Deputados já têm plano com cobertura nacional
Os deputados já têm direito a um plano de saúde com cobertura nacional, ligado à Caixa Economia Federal. Ao custo de R$ 268,7 milhões para o biênio 2020-2021, o convênio, estendido aos dependentes, cobre as áreas médico-hospitalar, odontológica, fisioterápica, fonoaudiológica, psicossocial, médica domiciliar e psiquiátrica.

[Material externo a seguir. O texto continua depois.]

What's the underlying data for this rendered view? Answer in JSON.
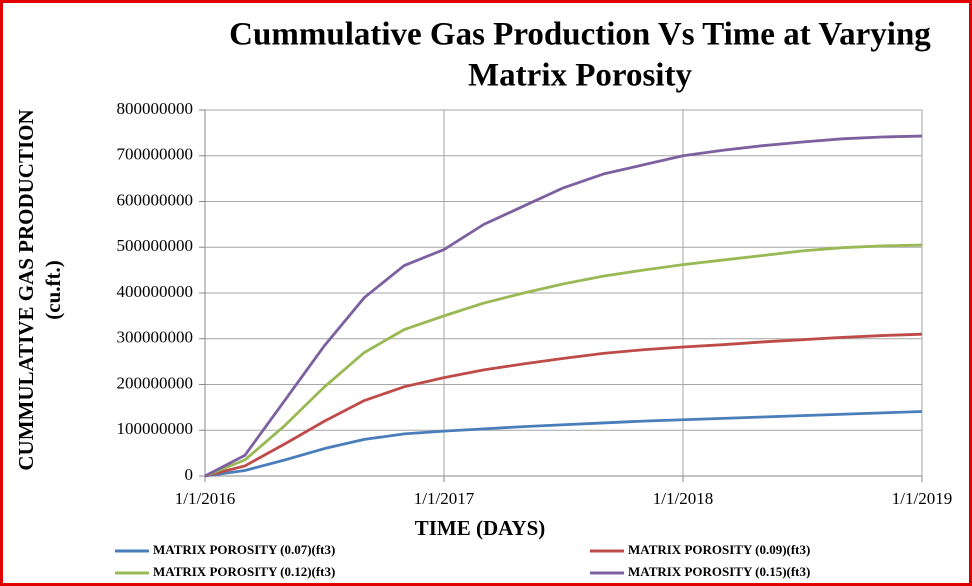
{
  "chart_data": {
    "type": "line",
    "title": [
      "Cummulative Gas Production Vs Time at Varying",
      "Matrix Porosity"
    ],
    "x_label": "TIME  (DAYS)",
    "y_label": [
      "CUMMULATIVE  GAS PRODUCTION",
      "(cu.ft.)"
    ],
    "categories": [
      "1/1/2016",
      null,
      null,
      null,
      null,
      null,
      "1/1/2017",
      null,
      null,
      null,
      null,
      null,
      "1/1/2018",
      null,
      null,
      null,
      null,
      null,
      "1/1/2019"
    ],
    "series": [
      {
        "name": "MATRIX POROSITY (0.07)(ft3)",
        "color": "#4a7ebb",
        "values": [
          0,
          12000000,
          35000000,
          60000000,
          80000000,
          92000000,
          98000000,
          103000000,
          108000000,
          112000000,
          116000000,
          120000000,
          123000000,
          126000000,
          129000000,
          132000000,
          135000000,
          138000000,
          141000000
        ]
      },
      {
        "name": "MATRIX POROSITY (0.09)(ft3)",
        "color": "#be4b48",
        "values": [
          0,
          22000000,
          70000000,
          120000000,
          165000000,
          195000000,
          215000000,
          232000000,
          245000000,
          257000000,
          268000000,
          276000000,
          282000000,
          287000000,
          293000000,
          298000000,
          303000000,
          307000000,
          310000000
        ]
      },
      {
        "name": "MATRIX POROSITY (0.12)(ft3)",
        "color": "#98b954",
        "values": [
          0,
          35000000,
          110000000,
          195000000,
          270000000,
          320000000,
          350000000,
          378000000,
          400000000,
          420000000,
          437000000,
          450000000,
          462000000,
          472000000,
          482000000,
          492000000,
          499000000,
          503000000,
          505000000
        ]
      },
      {
        "name": "MATRIX POROSITY (0.15)(ft3)",
        "color": "#7d60a0",
        "values": [
          0,
          45000000,
          165000000,
          285000000,
          390000000,
          460000000,
          495000000,
          550000000,
          590000000,
          630000000,
          660000000,
          680000000,
          700000000,
          712000000,
          722000000,
          730000000,
          737000000,
          741000000,
          743000000
        ]
      }
    ],
    "ylim": [
      0,
      800000000
    ],
    "yticks": [
      0,
      100000000,
      200000000,
      300000000,
      400000000,
      500000000,
      600000000,
      700000000,
      800000000
    ],
    "grid": true
  }
}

Para ter direito, o deputado que aderir ao plano contribui mensalmente com R$ 630 e 25% sobre o valor de cada despesa médica. Suplentes em exercício também têm direito, enquanto ex-deputados podem continuar participando desde que contribuam com R$ 3.187,51.
Além do plano, a Câmara oferece uma estrutura médica em suas dependências com direito a 70 médicos, tomógrafo e UTI (Unidade de Terapia Intensiva) móvel.
“Raramente os deputados usam o plano da Câmara ou o SUS [Sistema Único de Saúde]”, afirma Ligia Bahia, da UFRJ.
Para Castello Branco, da Associação Contas Abertas, os reembolsos “refletem a enorme desigualdade existente no país, agravada nos últimos anos”.
“O Brasil tem atualmente cerca de 15 milhões de desempregados e seis milhões de desalentados que deixaram de procurar emprego”, diz . “O escárnio é esses milhões de brasileiros bancarem hospitais caríssimos para as excelências enquanto frequentam hospitais abarrotados e demoram às vezes meses para conseguirem um exame banal.”.